In the Company of Heroes: A True Story
- Hardcover edition
- Author: Mike Durant, Steven Hartov, Mark Bowden (Introduction)
- Language: English
- Genre: War, Historical Nonfiction
- Publisher: New American Library
- Publication date: 2003 (Hardcover) 2006 (Paperback)
- Publication place: United States
- Media type: Hardcover and Trade Paperback
- Pages: 361 (Hardcover) 387 (Paperback)
- ISBN: 978-0-451-21993-0
- OCLC: 77521882

= In the Company of Heroes =

2003 book by Michael Durant

In the Company of Heroes is a book by Michael Durant and Steven Hartov about Durant's experiences in the Battle of Mogadishu, Korea, the Persian Gulf, Thailand, Panama, and Iraq. In the Battle of Mogadishu, the MH-60 Black Hawk helicopter code-named Super Six-Four that Durant was piloting was shot down over Somalia by a rocket-propelled grenade on October 3, 1993, and he was attacked by a mob and had to fight for his life. MSG Gary Gordon and SFC Randy Shughart volunteered to try to protect the pilot from the mob; while Durant was severely injured, he survived, but Gordon and Shughart did not, and were posthumously awarded the Medal of Honor for their bravery. Durant became a prisoner of Somali warlord Mohamed Farah Aidid for 11 days.

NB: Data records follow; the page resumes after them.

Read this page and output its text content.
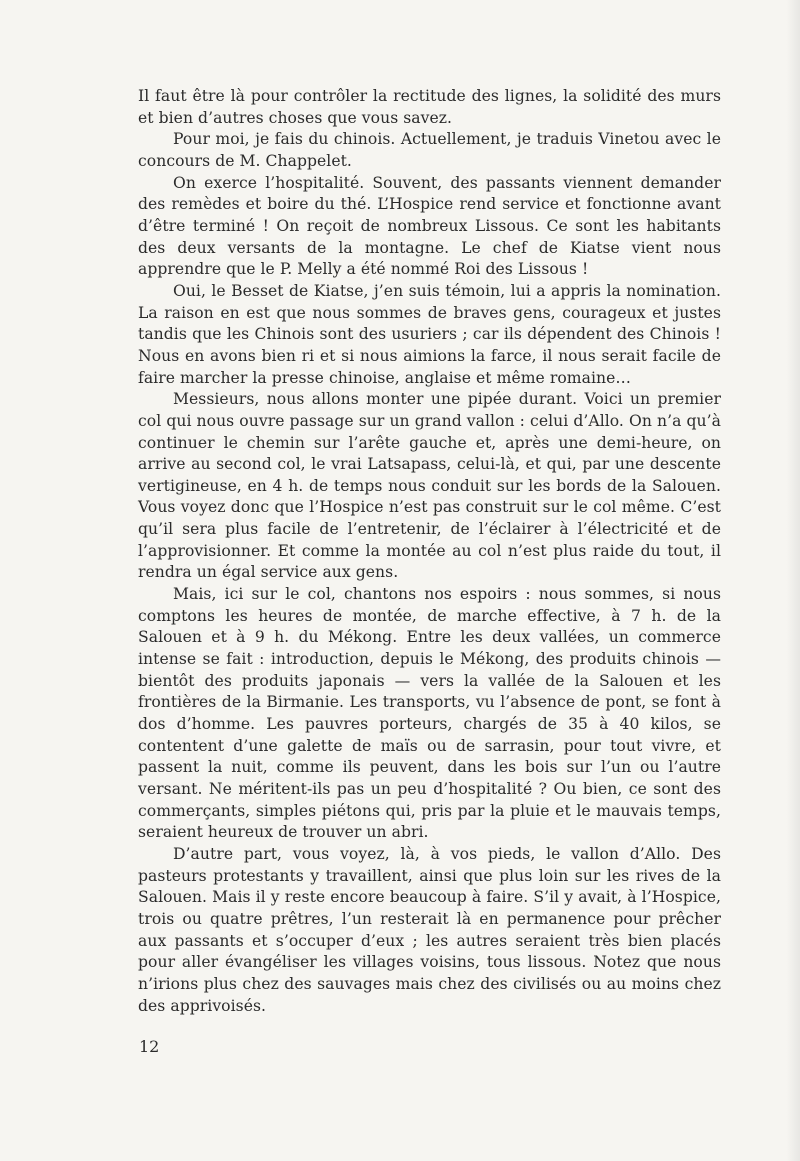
Il faut être là pour contrôler la rectitude des lignes, la solidité des murs et bien d’autres choses que vous savez.

Pour moi, je fais du chinois. Actuellement, je traduis Vinetou avec le concours de M. Chappelet.

On exerce l’hospitalité. Souvent, des passants viennent demander des remèdes et boire du thé. L’Hospice rend service et fonctionne avant d’être terminé ! On reçoit de nombreux Lissous. Ce sont les habitants des deux versants de la montagne. Le chef de Kiatse vient nous apprendre que le P. Melly a été nommé Roi des Lissous !

Oui, le Besset de Kiatse, j’en suis témoin, lui a appris la nomination. La raison en est que nous sommes de braves gens, courageux et justes tandis que les Chinois sont des usuriers ; car ils dépendent des Chinois ! Nous en avons bien ri et si nous aimions la farce, il nous serait facile de faire marcher la presse chinoise, anglaise et même romaine…

Messieurs, nous allons monter une pipée durant. Voici un premier col qui nous ouvre passage sur un grand vallon : celui d’Allo. On n’a qu’à continuer le chemin sur l’arête gauche et, après une demi-heure, on arrive au second col, le vrai Latsapass, celui-là, et qui, par une descente vertigineuse, en 4 h. de temps nous conduit sur les bords de la Salouen. Vous voyez donc que l’Hospice n’est pas construit sur le col même. C’est qu’il sera plus facile de l’entretenir, de l’éclairer à l’électricité et de l’approvisionner. Et comme la montée au col n’est plus raide du tout, il rendra un égal service aux gens.

Mais, ici sur le col, chantons nos espoirs : nous sommes, si nous comptons les heures de montée, de marche effective, à 7 h. de la Salouen et à 9 h. du Mékong. Entre les deux vallées, un commerce intense se fait : introduction, depuis le Mékong, des produits chinois — bientôt des produits japonais — vers la vallée de la Salouen et les frontières de la Birmanie. Les transports, vu l’absence de pont, se font à dos d’homme. Les pauvres porteurs, chargés de 35 à 40 kilos, se contentent d’une galette de maïs ou de sarrasin, pour tout vivre, et passent la nuit, comme ils peuvent, dans les bois sur l’un ou l’autre versant. Ne méritent-ils pas un peu d’hospitalité ? Ou bien, ce sont des commerçants, simples piétons qui, pris par la pluie et le mauvais temps, seraient heureux de trouver un abri.

D’autre part, vous voyez, là, à vos pieds, le vallon d’Allo. Des pasteurs protestants y travaillent, ainsi que plus loin sur les rives de la Salouen. Mais il y reste encore beaucoup à faire. S’il y avait, à l’Hospice, trois ou quatre prêtres, l’un resterait là en permanence pour prêcher aux passants et s’occuper d’eux ; les autres seraient très bien placés pour aller évangéliser les villages voisins, tous lissous. Notez que nous n’irions plus chez des sauvages mais chez des civilisés ou au moins chez des apprivoisés.

12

The introduction is written by Mark Bowden, author of the book Black Hawk Down: A Story of Modern War. Durant was portrayed by Ron Eldard in the film Black Hawk Down, based on Bowden's book.

The book was a New York Times bestseller.

Publishers Weekly reviewed it as a good look into war, and engaging, though lacking in introspection and sometimes off-topic.